Meet the boss, big time editor of a famous Filipino author. Excellent, speedy and super angry with the slightest hint of bad grammar on a manuscript. I’ve only heard tales; apparently, he was already able to review the half I submitted of Frose. Frose, which took me two to three days to read. He only read in an hour or less.
Frose, by the way, has become a frigging bloodbath, and we’re not yet even halfway through! hahaha. Frose needs a lot of tissue paper when we’re done. I can barely recognize my handwriting in some pages because it’s super muddled with red. Note to self: change color of pen during second phase.
So I sat, quite uneasily. Actually, il est trop gentil. He is very gracious to me, which is good for my bundle of nerves. I felt like a speck of dust talking to a high-rise building. I have such high respect for a person who edited one of the authors whose sage works I read in my college days.
He held the bloodied manuscript in his hands, and I waited with bated breath after we shortly exchanged initial meeting pleasantries. *Drum rolls*
He is super skilled at editing! I would have been a fan if I wasn’t so terrified. He immediately pinpointed two errors in the Preface that I overlooked. *cringe*
Well, he’s been at it for 20 years. I’ve only done 6 in writing and less than 2 years in editing. Sigh.
But he immediately consoled me, which I think is very kind of him. He thinks I’ve done pretty well for a first time manuscript editing task. He likes that it already looks like a frigging bloodbath on paper, which is something we have in common.
Whew. Relief. I passed the initiation to becoming an editor. But that’s just the beginning of a longer journey…
Short moment of glory there. He paused.
Then he proceeds to show me a page of a manuscript he edited. Sigh.
Dare I compare my childish crawl to his lovely masterpiece? If I may compare with a more common analogy, my proof is an amateur local newspaper cartoon. And his proof is the Da Vinci’s Mona Lisa.
Neat, immaculate and subtle swirls of ink on a very lightly edited manuscript. Deym, why can’t I do that as impeccably as he did? I just keep on murdering Frose as if he were the main character being butchered in Texas Chainsaw Massacre. hahaha.
So yeehah, in spite of those things that I have done in the past 25 years, I know that I am still a looooooong way to go to becoming a master. And I look forward to that day where my proofreading bloodbath will turn into a elegant bloodpact of turning raw manuscripts into dignified books.
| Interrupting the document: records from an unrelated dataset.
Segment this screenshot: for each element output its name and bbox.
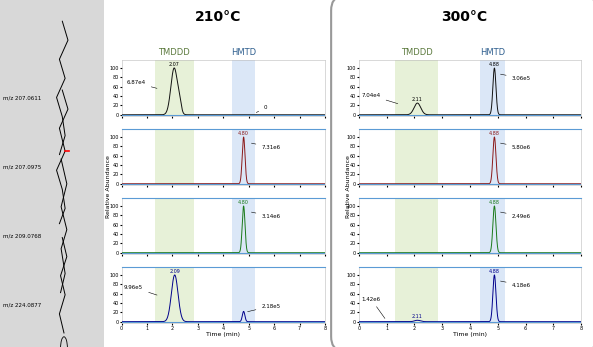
Text: 7.04e4: 7.04e4 [362, 93, 398, 104]
Text: m/z 209.0768: m/z 209.0768 [3, 234, 42, 239]
Text: Relative Abundance: Relative Abundance [106, 155, 111, 218]
Text: HMTD: HMTD [480, 48, 505, 57]
Text: 2.09: 2.09 [170, 269, 180, 274]
Text: 4.18e6: 4.18e6 [500, 281, 531, 288]
FancyBboxPatch shape [95, 0, 341, 347]
Text: Relative Abundance: Relative Abundance [346, 155, 350, 218]
Text: 6.87e4: 6.87e4 [127, 81, 157, 88]
Text: TMDDD: TMDDD [158, 48, 190, 57]
Text: 210°C: 210°C [195, 10, 241, 24]
Text: m/z 207.0975: m/z 207.0975 [3, 165, 42, 170]
Text: m/z 224.0877: m/z 224.0877 [3, 303, 42, 308]
Text: 4.88: 4.88 [489, 200, 500, 205]
Text: 4.80: 4.80 [238, 200, 249, 205]
Bar [395, 60, 438, 116]
Bar [480, 129, 505, 185]
Bar [480, 266, 505, 323]
Bar [395, 129, 438, 185]
Bar [232, 129, 255, 185]
Text: 4.88: 4.88 [489, 62, 500, 67]
Text: 9.96e5: 9.96e5 [124, 285, 157, 295]
Text: 5.80e6: 5.80e6 [500, 143, 531, 150]
X-axis label: Time (min): Time (min) [206, 332, 240, 337]
Text: 3.14e6: 3.14e6 [251, 212, 280, 219]
Text: 2.11: 2.11 [412, 314, 423, 319]
Text: 3.06e5: 3.06e5 [500, 74, 531, 81]
Bar [155, 60, 194, 116]
Text: 0: 0 [256, 105, 267, 112]
Text: 2.18e5: 2.18e5 [248, 304, 280, 312]
Bar [395, 197, 438, 254]
Bar [395, 266, 438, 323]
Bar [155, 197, 194, 254]
Bar [155, 129, 194, 185]
Bar [232, 60, 255, 116]
Text: 7.31e6: 7.31e6 [251, 143, 280, 150]
Text: 2.49e6: 2.49e6 [500, 212, 531, 219]
Text: 300°C: 300°C [441, 10, 487, 24]
Text: 4.88: 4.88 [489, 131, 500, 136]
Text: m/z 207.0611: m/z 207.0611 [3, 96, 42, 101]
Text: 1.42e6: 1.42e6 [362, 297, 385, 319]
Bar [232, 266, 255, 323]
Bar [155, 266, 194, 323]
Bar [480, 197, 505, 254]
Text: 2.11: 2.11 [412, 97, 423, 102]
Text: HMTD: HMTD [231, 48, 256, 57]
Text: 4.88: 4.88 [489, 269, 500, 274]
Bar [232, 197, 255, 254]
Text: 4.80: 4.80 [238, 131, 249, 136]
X-axis label: Time (min): Time (min) [453, 332, 487, 337]
Bar [480, 60, 505, 116]
Text: TMDDD: TMDDD [400, 48, 432, 57]
FancyBboxPatch shape [331, 0, 593, 347]
Text: 2.07: 2.07 [169, 62, 180, 67]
The only regret I have is that I did not talk enough. Cat got my tongue. For the life of me, I could not utter an extra word. That’s how nervous I was. I hope there will be a next time where he will find my editing good enough or passable or excellent, and I get to ask him what it’s like editing one of my favorite Filipino authors. Sighs. Please, Lord, give me some strength to actually ask that next time.
If anything, editing has turned me into a more conscious writer. The things I used to take for granted as a freelance writer for six years all came to revisit me today in the manuscript I’m editing. I now cringe at my old reckless carelessness and love my old editors more. Thank God we grow older and we can grow for the better.
(Sorry for the comments I don’t get to approve immediately! There are times in my online life that I keep on getting Error 504 whenever I try to access my site! Agh!)
Tomorrow is another day for me to journey towards becoming a
Tall order right? But I don’t mind. What’s the use of dreaming if you can’t aim high?